SINGAPORE – Online services and applications widely used by consumers and businesses may soon have to comply with government cybersecurity rules similar to those that owners of critical information infrastructure (CII), such as systems for factories in water treatment and banks, must follow.
These rules, contained in the four-year-old Cybersecurity Act, require organizations in the critical sector to ensure the security of their information technology systems and report cyberattacks within hours, among other things.
The Cybersecurity Agency of Singapore (CSA) is reviewing existing cybersecurity regulations for the 11 CII sectors so that they also cover what it calls fundamental digital infrastructure and key digital services.
These infrastructures and services include cloud services and applications that CSA says are important in enabling Singapore’s digital economy and enabling people to lead their lives digitally.
The revision was announced by the Minister of Communications and Information, Joséphine Teo, on Friday March 4 in Parliament during the debate on the budget of her ministry.

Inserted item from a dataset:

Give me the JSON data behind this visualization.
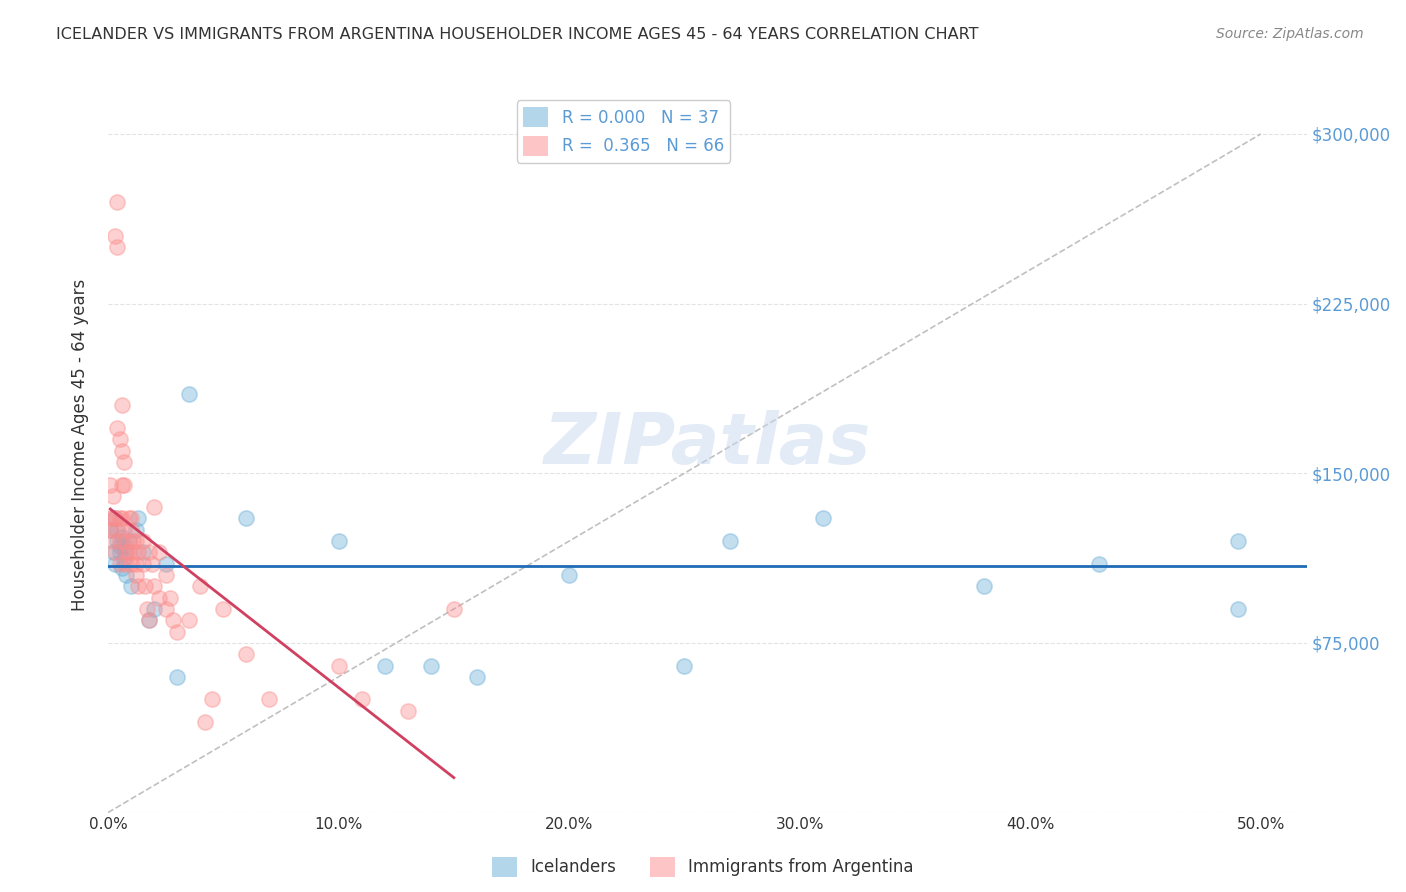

On securing non-CII digital infrastructure and services, she said these help form the backbone of the country’s connectivity, computing and data storage needs.
If it is interrupted or compromised, there could be serious repercussions, such as the chaos of not having access to emails, websites and applications, said Ms Teo, who is also minister in charge of Smart Nation and Cybersecurity.
“Given the evolving situation in Ukraine, we need to be aware of the heightened risks,” she said.
The government will consider how to apply a risk-based approach to protect these infrastructures and services, and to recover quickly when attacked, she added.
The review will also consider extending what is considered CII beyond physical networks and systems.
With the shift to virtualization, Ms Teo said virtual assets, such as cloud-hosted systems in Singapore or elsewhere, should also be considered CIIs to be protected.
CSA said it was carrying out the review because after the Cybersecurity Act came into effect in 2018 to help maintain Singapore’s national cybersecurity, reliance on digital infrastructure and services increased significantly. .
It is also in the midst of increasing cyberattacks. Ms Teo said that between 2020 and 2021, there was a 73% increase in data breach and ransomware incidents reported here. In ransomware attacks, hackers lock digital files until a ransom is paid.
CSA said: “As Singapore goes digital, more and more organizations are at risk of cyberattacks if the necessary cybersecurity safeguards are not in place.
“CSA is therefore reviewing the Cybersecurity Act to ensure that the digital infrastructure and services we use are secure.”